The Harvard Law School Library had three books bound in what was thought to be human skin. One provoked extra interest because of the morbid inscription on its final page: “The bynding of this booke is all that remains of my dear friende Jonas Wright, who was flayed alive by the Wavuma on the Fourth Day of August, 1632. King Mbesa did give me the book, it being one of poore Jonas chiefe possessions, together with ample of his skin to bynd it.
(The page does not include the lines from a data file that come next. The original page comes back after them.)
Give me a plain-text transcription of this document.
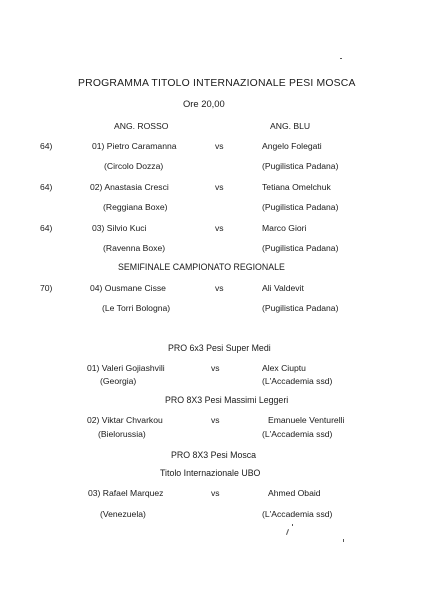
PROGRAMMA TITOLO INTERNAZIONALE PESI MOSCA
Ore 20,00
ANG. ROSSO	ANG. BLU
64)	01) Pietro Caramanna	vs	Angelo Folegati
(Circolo Dozza)	(Pugilistica Padana)
64)	02) Anastasia Cresci	vs	Tetiana Omelchuk
(Reggiana Boxe)	(Pugilistica Padana)
64)	03) Silvio Kuci	vs	Marco Giori
(Ravenna Boxe)	(Pugilistica Padana)
SEMIFINALE CAMPIONATO REGIONALE
70)	04) Ousmane Cisse	vs	Ali Valdevit
(Le Torri Bologna)	(Pugilistica Padana)
PRO 6x3 Pesi Super Medi
01) Valeri Gojiashvili	vs	Alex Ciuptu
(Georgia)	(L'Accademia ssd)
PRO 8X3 Pesi Massimi Leggeri
02) Viktar Chvarkou	vs	Emanuele Venturelli
(Bielorussia)	(L'Accademia ssd)
PRO 8X3 Pesi Mosca
Titolo Internazionale UBO
03) Rafael Marquez	vs	Ahmed Obaid
(Venezuela)	(L'Accademia ssd)
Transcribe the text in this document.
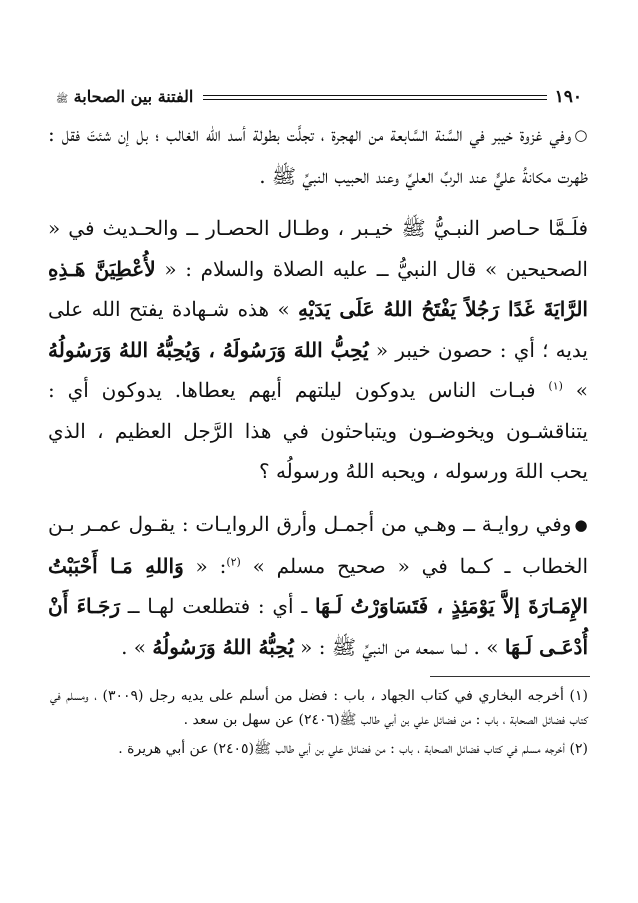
١٩٠
الفتنة بين الصحابة ﷺ

○وفي غزوة خيبر في السَّنة السَّابعة من الهجرة ، تجلَّت بطولة أسد الله الغالب ؛ بل إن شئتَ فقل : ظهرت مكانةُ عليٍّ عند الربِّ العليِّ وعند الحبيب النبيِّ ﷺ .

فلَـمَّا حـاصر النبـيُّ ﷺ خيـبر ، وطـال الحصـار ــ والحـديث في « الصحيحين » قال النبيُّ ــ عليه الصلاة والسلام : « لأُعْطِيَنَّ هَـذِهِ الرَّايَةَ غَدًا رَجُلاً يَفْتَحُ اللهُ عَلَى يَدَيْهِ » هذه شـهادة يفتح الله على يديه ؛ أي : حصون خيبر « يُحِبُّ اللهَ وَرَسُولَهُ ، وَيُحِبُّهُ اللهُ وَرَسُولُهُ » $^{(١)}$ فبـات الناس يدوكون ليلتهم أيهم يعطاها. يدوكون أي : يتناقشـون ويخوضـون ويتباحثون في هذا الرَّجل العظيم ، الذي يحب اللهَ ورسوله ، ويحبه اللهُ ورسولُه ؟

●وفي روايـة ــ وهـي من أجمـل وأرق الروايـات : يقـول عمـر بـن الخطاب ـ كـما في « صحيح مسلم » $^{(٢)}$: « وَاللهِ مَـا أَحْبَبْتُ الإِمَـارَةَ إلاَّ يَوْمَئِذٍ ، فَتَسَاوَرْتُ لَـهَا ـ أي : فتطلعت لهـا ــ رَجَـاءَ أَنْ أُدْعَـى لَـهَا » . لـما سمعه من النبيِّ ﷺ : « يُحِبُّهُ اللهُ وَرَسُولُهُ » .

(١) أخرجه البخاري في كتاب الجهاد ، باب : فضل من أسلم على يديه رجل (٣٠٠٩) ، ومسلم في كتاب فضائل الصحابة ، باب : من فضائل علي بن أبي طالب ﷺ(٢٤٠٦) عن سهل بن سعد .

(٢) أخرجه مسلم في كتاب فضائل الصحابة ، باب : من فضائل علي بن أبي طالب ﷺ(٢٤٠٥) عن أبي هريرة .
Requiescat in pace.” Unfortunately for fans of anthropodermic bibliopegy, tests proved that the binding was sheepskin instead. However, it is always possible that the book was rebound.
Some books have been tested and turned out to be genuine. The Surgeons’ Hall Museums has a curious pocketbook which has been proven to be anthropodermic bibliopegy. Stamped into the pebbled leather are the words “BURKE’S SKIN POCKET BOOK” and “EXECUTED 28 JAN 1829.” Medical historian Lindsey Fitzharris has noted that anthropodermic bibliopegy was historically done for three reasons: punishment, memorialization, and collection. Burke falls into the first category. He was a notorious serial killer posing as a body snatcher in the early 19th century; under Britain’s Murder Act, when he was caught and convicted, he was publicly dissected so as to be made an example of and his skin used for the bindings. This pocketbook makes no secrets of its background with its embossed cover.
By contrast, the cover of Houghton Library’s human skin book is free from decoration; the man who bound it wrote, “This book is bound in human skin parchment on which no ornament has been stamped to preserve its elegance. By looking carefully you easily distinguish the pores of the skin. A book about the human soul deserved to have a human covering: I had kept this piece of human skin taken from the back of a woman. It is interesting to see the different aspects that change this skin according to the method of preparation to which it is subjected. Compare for example with the small volume I have in my library, Sever. Pinaeus de Virginitatis notis which is also bound in human skin but tanned with sumac.” The volume referenced is now in the Wellcome Collection and is a treatise on female virginity.
Philadelphia’s Mutter Museum owns five examples of anthropodermic bibliopegy; startling, three have been bound using the skin of the same woman, Mary Lynch. Lynch, unlike Burke, was not a criminal but a hospital patient who died of trichinosis after a short stay. Her doctor was responsible for taking her skin and using it to bind the books. The female subject matter of these books—Speculations on the Mode and Appearances of Impregnation in the Human Female, Le Nouvelles Decouvertes sur Toutes les Parties Principales de L’Homme et de la Femme, and Recueil des Secrets de Louyse Bourgeois—suggests a perceived connection between the interior and exterior of the books. Similarly, one 1793 edition of the Marquis de Sade’s Justine Et Juliette, an erotic novel, was rumored to have used the skin from a woman’s breast.
The practice of anthropodermic bibliopegy ended in the late 19th century and there are no known 20th century examples. It’s also important to bear in mind that many of the “donors” didn’t give their consent and—in the case of Burke and other criminals—using their skin in bindings was an additional means to publicly make an example of them. It would certainly be illegal today, yet many museums and libraries contain books which make this dubious claim to notoriety. However, historically it has been difficult to verify the truth behind such claims. With the advent of peptide mass fingerprinting, a test which analyzes the remaining proteins, bindings can finally undergo tests with little to no damage. The Anthropodermic Book Project is working to identify human skin bindings for books and, at last count, have confirmed 18. While there have never been very many cases of anthropodermic bibliopegy, now that libraries are able to test their books without harming them, we’re bound to discover additional examples.